- Directed by: Simon Ryninks
- Screenplay by: Simon Ryninks
- Produced by: Katie Dolan; Tibo Travers;
- Starring: Nerys Amber Stocks; Michael Sheen; Aneurin Barnard; Iwan Rheon; Tom Moya;
- Production companies: Calculus Media; Gorilla TV; Sweetdoh Films; Bad Cat;
- Release date: 14 August 2026 (Edinburgh);
- Running time: 80 minutes
- Country: United Kingdom
- Language: English

= Out There (film) =

Welsh comedy drama film

Out There is a 2026 British comedy drama science-fiction film written and directed by Simon Ryninks and starring Nerys Amber Stocks and Tom Moya with Michael Sheen, Aneurin Barnard, and Iwan Rheon.
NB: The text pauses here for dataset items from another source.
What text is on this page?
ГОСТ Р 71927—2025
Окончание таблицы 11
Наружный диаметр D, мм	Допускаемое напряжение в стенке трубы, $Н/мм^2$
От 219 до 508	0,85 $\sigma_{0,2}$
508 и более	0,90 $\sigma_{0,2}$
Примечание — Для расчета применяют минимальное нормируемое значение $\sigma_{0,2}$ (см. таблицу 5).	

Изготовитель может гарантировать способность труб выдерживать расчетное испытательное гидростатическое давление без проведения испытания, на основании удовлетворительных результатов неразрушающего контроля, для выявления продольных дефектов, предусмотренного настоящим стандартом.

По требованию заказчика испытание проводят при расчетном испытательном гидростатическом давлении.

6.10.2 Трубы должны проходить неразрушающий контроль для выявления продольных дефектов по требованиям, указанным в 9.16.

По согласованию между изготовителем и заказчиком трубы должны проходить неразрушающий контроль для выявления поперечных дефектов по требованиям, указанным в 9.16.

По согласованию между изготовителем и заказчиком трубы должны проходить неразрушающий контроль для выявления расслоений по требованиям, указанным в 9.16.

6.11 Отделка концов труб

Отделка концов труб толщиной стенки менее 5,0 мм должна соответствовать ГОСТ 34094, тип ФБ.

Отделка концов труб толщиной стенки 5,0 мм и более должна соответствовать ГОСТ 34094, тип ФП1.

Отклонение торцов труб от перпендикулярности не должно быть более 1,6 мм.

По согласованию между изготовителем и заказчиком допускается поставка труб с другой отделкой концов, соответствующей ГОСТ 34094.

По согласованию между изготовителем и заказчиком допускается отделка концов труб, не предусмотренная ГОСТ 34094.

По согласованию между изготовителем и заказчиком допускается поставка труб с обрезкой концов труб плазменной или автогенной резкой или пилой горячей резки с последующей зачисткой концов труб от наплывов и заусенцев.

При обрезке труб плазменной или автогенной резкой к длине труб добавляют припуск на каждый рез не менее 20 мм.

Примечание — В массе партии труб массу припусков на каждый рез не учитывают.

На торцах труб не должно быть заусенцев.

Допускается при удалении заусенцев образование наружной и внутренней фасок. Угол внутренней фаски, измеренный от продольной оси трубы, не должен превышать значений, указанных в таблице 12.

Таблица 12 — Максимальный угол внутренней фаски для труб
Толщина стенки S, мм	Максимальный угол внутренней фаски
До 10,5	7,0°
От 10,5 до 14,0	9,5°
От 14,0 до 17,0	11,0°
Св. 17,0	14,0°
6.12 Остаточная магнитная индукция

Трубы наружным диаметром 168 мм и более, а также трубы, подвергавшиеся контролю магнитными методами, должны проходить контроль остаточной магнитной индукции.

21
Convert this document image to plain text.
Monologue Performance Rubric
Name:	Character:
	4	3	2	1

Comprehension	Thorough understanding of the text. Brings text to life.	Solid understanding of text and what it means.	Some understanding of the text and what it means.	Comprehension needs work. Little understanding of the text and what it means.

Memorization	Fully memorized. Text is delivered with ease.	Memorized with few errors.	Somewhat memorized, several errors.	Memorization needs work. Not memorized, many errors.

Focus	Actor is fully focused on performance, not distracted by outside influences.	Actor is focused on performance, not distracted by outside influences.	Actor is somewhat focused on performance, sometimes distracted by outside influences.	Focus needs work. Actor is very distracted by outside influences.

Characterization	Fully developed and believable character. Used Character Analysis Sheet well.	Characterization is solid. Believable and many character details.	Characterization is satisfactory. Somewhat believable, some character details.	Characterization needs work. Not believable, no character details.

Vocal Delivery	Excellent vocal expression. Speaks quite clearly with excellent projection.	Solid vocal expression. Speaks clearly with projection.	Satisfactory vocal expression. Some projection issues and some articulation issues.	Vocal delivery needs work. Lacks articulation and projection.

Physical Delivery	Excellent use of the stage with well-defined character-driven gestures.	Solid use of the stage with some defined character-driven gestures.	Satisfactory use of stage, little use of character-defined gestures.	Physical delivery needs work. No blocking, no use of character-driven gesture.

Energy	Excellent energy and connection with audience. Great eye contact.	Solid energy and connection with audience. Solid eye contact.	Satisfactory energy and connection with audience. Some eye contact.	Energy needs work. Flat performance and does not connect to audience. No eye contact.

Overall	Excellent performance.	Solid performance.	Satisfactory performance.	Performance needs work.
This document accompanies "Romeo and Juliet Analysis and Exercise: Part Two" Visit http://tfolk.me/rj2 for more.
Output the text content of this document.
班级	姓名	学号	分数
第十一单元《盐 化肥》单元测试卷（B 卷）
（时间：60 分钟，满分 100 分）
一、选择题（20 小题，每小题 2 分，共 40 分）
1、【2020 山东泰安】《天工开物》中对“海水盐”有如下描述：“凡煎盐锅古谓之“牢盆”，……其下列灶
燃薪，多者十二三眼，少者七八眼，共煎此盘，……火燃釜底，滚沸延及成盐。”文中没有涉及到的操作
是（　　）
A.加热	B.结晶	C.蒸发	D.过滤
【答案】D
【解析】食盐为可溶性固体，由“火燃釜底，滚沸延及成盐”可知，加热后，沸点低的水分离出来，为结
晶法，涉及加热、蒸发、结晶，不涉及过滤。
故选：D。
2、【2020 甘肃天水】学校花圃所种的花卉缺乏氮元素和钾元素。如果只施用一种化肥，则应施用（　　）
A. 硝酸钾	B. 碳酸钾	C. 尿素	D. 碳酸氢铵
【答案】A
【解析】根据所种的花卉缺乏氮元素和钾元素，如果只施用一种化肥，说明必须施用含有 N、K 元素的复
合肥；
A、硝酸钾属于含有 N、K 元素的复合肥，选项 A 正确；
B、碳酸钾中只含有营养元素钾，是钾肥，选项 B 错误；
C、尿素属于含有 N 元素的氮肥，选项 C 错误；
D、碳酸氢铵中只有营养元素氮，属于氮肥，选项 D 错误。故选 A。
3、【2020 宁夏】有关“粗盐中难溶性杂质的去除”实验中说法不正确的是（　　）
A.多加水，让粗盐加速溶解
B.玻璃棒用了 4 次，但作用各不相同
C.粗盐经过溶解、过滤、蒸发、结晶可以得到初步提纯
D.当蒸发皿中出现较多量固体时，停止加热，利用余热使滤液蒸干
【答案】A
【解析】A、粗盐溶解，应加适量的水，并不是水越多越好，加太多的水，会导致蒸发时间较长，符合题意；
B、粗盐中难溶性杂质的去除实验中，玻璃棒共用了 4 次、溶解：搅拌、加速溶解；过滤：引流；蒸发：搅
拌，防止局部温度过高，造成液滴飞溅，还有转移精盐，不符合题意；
The film premiered at the Edinburgh International Film Festival on 14 August 2026.

==Premise==
A 16 year-old girl in a small seaside town in Wales in 1999 becomes convinced her father was abducted by aliens. Alongside her sceptical best friend she enlists a local UFO expert to solve the mystery.

==Cast==
- Nerys Amber Stocks as Maz
- Tom Moya as Elis
- Michael Sheen as Shifty Gruff
- Aneurin Barnard as Bryn
- Alice Lowe as Seren
- Iwan Rheon as Lew
- Remy Beasley as Alwen
- Kimberley Nixon as Shelley
- Gwydion Rhys as Chris
- Daniel Whelan as Barry
- Rory Kelleher as Hari
- Vee Vimolal as Mai
- Lola Waters as Young Maz
- Rhys Parry Jones as Fisherman
- Matthew Aubrey as Lance Corporal Morgan
- Olivia Southgate as Cari
- Tesni Kujore

==Production==
Out There is written and directed by Simon Ryninks in his feature length film debut. The film received support from the British Film Institute and Ffilm Cymru Wales, in association with Calculus Media and Gorilla TV. It is produced by Tibo Travers for Sweetdoh Films and Katie Dolan for Bad Cat. Ryninks said he had "always wanted to set a film on the Ceredigion coast” and had drawn inspiration for the project after learning about UFO sightings in west Wales in the 1970s, saying "I loved the idea that this quiet, unassuming place had this secret extraterrestrial history and suddenly a landscape that felt deeply personal also had this strange cosmic grandeur and an innate sense of people longing for the unknown".

The cast includes Nerys Amber Stocks as Maz with her best friend Little Elis portrayed by Tom Moya. Michael Sheen and Aneurin Barnard play local psychic Shifty Gruff and UFO-obsessed conspiracy theorist Bryn, respectively. The cast also includes Iwan Rheon and Alice Lowe, as well as Remy Beasley and Matthew Aubrey. The extended cast includes Olivia Southgate, Gwydion Rhys, Daniel Whelan, Rory Kelleher, Vee Vimolal, Lola Waters and Tesni Kujore.

Principal photography took place in Wales, with filming locations around Bridgend, Nelson and Porthcawl, and including Cardiff, Merthyr Mawr and Aberystwyth.

==Release==
The film premiered at the 2026 Edinburgh International Film Festival on 14 August 2026.

== Reception ==
Film critic Peter Bradshaw from The Guardian described the film as "likable" and "entertaining", particularly highlighting Sheen's comic performance, and suggesting that "it could spin off nicely as a TV series." Ian Sandwell of Digital Spy gave Out There four out of five stars, noting that while it might be a bit gentle for some viewers' tastes, it balances sci-fi elements with genuine emotion and is "very Welsh". Allan Hunter, writing for Screen Daily, praised director Ryninks's nostalgic cinematography and noted that "among the many promising qualities that Ryninks reveals is his ability to work with actors, and the reliable cast is the jewel in the crown". Lily Hardman, writing for Far Out Magazine, called it "a sharp, breezy UFO yarn" and "a promising debut from a writer-director who clearly has a bright future ahead of him."